Le paradoxe d’une croissance sans emplois de bureau

Intelligence artificielle : vers un bouleversement inédit du marché du travail d'ici 2030

La révolution technologique entre dans une phase critique et redéfinit les contours du marché de l’emploi mondial. L’entreprise américaine Anthropic, pionnière du secteur de l’intelligence artificielle générative aux côtés d’OpenAI, vient de publier une étude prospective majeure sur les effets de cette technologie à l’horizon 2030. Les conclusions de ses économistes bousculent les certitudes bien ancrées des élites de la Silicon Valley et dessinent un avenir paradoxal où l’abondance macroéconomique côtoie une crise sociale sans précédent pour les travailleurs du secteur tertiaire. En effet, la richesse globale pourrait s’accroître de manière historique alors même que le marché de l’emploi subirait des tensions d’une violence inouïe. Les modélisations d’Anthropic révèlent qu’une hausse spectaculaire de la richesse produite pourrait s’accompagner d’une explosion du chômage chez les professionnels qualifiés. Ce scénario de rupture, publié sur le blog officiel de la firme créatrice du modèle Claude, remet en cause le dogme progressiste d’une transition technologique toujours harmonieuse. Il rappelle avec force la nécessité pour les nations de protéger leur tissu social face aux vents violents de la mondialisation algorithmique.

L’effondrement annoncé de la rente des « cadres »
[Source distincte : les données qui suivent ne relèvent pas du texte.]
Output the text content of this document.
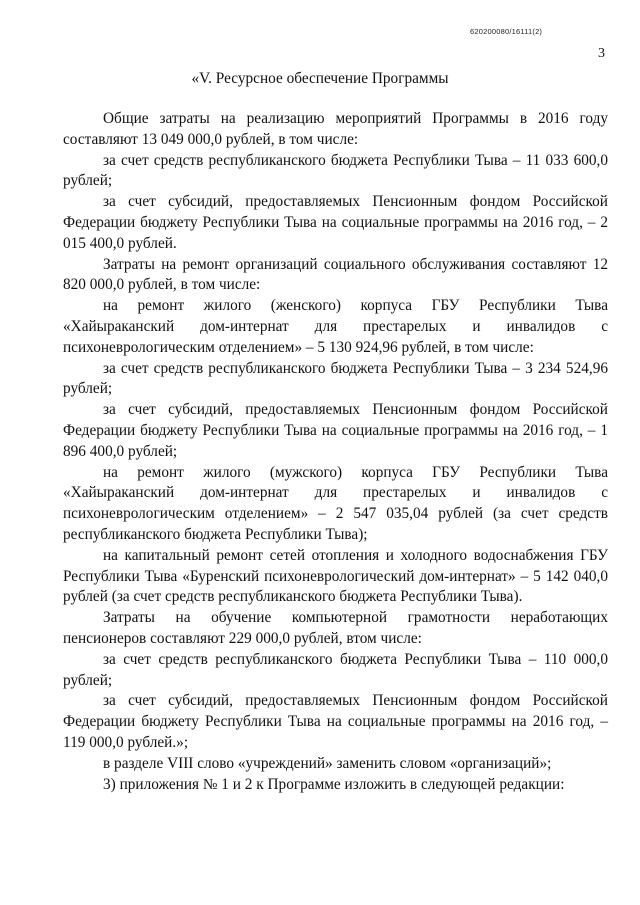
620200080/16111(2)
3
«V. Ресурсное обеспечение Программы

Общие затраты на реализацию мероприятий Программы в 2016 году составляют 13 049 000,0 рублей, в том числе:

за счет средств республиканского бюджета Республики Тыва – 11 033 600,0 рублей;

за счет субсидий, предоставляемых Пенсионным фондом Российской Федерации бюджету Республики Тыва на социальные программы на 2016 год, – 2 015 400,0 рублей.

Затраты на ремонт организаций социального обслуживания составляют 12 820 000,0 рублей, в том числе:

на ремонт жилого (женского) корпуса ГБУ Республики Тыва «Хайыраканский дом-интернат для престарелых и инвалидов с психоневрологическим отделением» – 5 130 924,96 рублей, в том числе:

за счет средств республиканского бюджета Республики Тыва – 3 234 524,96 рублей;

за счет субсидий, предоставляемых Пенсионным фондом Российской Федерации бюджету Республики Тыва на социальные программы на 2016 год, – 1 896 400,0 рублей;

на ремонт жилого (мужского) корпуса ГБУ Республики Тыва «Хайыраканский дом-интернат для престарелых и инвалидов с психоневрологическим отделением» – 2 547 035,04 рублей (за счет средств республиканского бюджета Республики Тыва);

на капитальный ремонт сетей отопления и холодного водоснабжения ГБУ Республики Тыва «Буренский психоневрологический дом-интернат» – 5 142 040,0 рублей (за счет средств республиканского бюджета Республики Тыва).

Затраты на обучение компьютерной грамотности неработающих пенсионеров составляют 229 000,0 рублей, втом числе:

за счет средств республиканского бюджета Республики Тыва – 110 000,0 рублей;

за счет субсидий, предоставляемых Пенсионным фондом Российской Федерации бюджету Республики Тыва на социальные программы на 2016 год, – 119 000,0 рублей.»;

в разделе VIII слово «учреждений» заменить словом «организаций»;

3) приложения № 1 и 2 к Программе изложить в следующей редакции:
Depuis plusieurs décennies, le modèle économique occidental a largement surévalué les métiers virtuels de gestion, de conseil et d’administration, souvent concentrés dans les métropoles mondialisées, au détriment de l’économie productive et enracinée. L’étude d’Anthropic vient jeter un pavé dans la mare en prédisant un effondrement de la rente de cette classe managériale. Selon les projections des experts de la firme américaine, les salaires des cadres du secteur tertiaire pourraient enregistrer une baisse brutale de plus de 10 % d’ici 2030. La dématérialisation rapide des tâches de gestion de l’information rend les postes de bureau directement substituables par les nouveaux systèmes d’IA. Cette perspective de déclassement menace de plein fouet une classe moyenne supérieure qui se croyait durablement protégée par ses diplômes académiques. Pour les observateurs attachés à la souveraineté économique, ce séisme prévisible démontre les limites d’une économie hors sol, déconnectée de la production matérielle, et souligne l’urgence de repenser la hiérarchie des valeurs professionnelles au sein de notre société.

La revanche salutaire des métiers manuels et de l’économie réelle

En contrepoint de cette crise redoutée pour les cols blancs, les modélisations d’Anthropic mettent en lumière une tendance de fond qui résonne comme une revanche pour les défenseurs de l’économie locale et des savoir-faire traditionnels : la revalorisation des métiers manuels. Tandis que les algorithmes s’avèrent capables de rédiger des synthèses, d’analyser des données comptables ou de générer du code informatique en une fraction de seconde, ils butent encore sur la complexité du monde physique. L’intelligence artificielle, malgré ses capacités cognitives surprenantes, reste impuissante devant la dextérité manuelle et l’adaptation requises par le travail de terrain. Les métiers de l’artisanat, du bâtiment, de l’industrie de terrain et de la terre s’imposent comme les véritables bastions de résistance face à l’automatisation globale. Cette asymétrie technologique pourrait provoquer, par un effet de rareté, un envol des rémunérations pour les plombiers, électriciens, menuisiers ou agriculteurs. Ce juste retour des choses valide la thèse conservatrice selon laquelle la solidité d’une nation réside dans son ancrage matériel et sa capacité à produire localement, loin des illusions d’une numérisation totale de l’existence.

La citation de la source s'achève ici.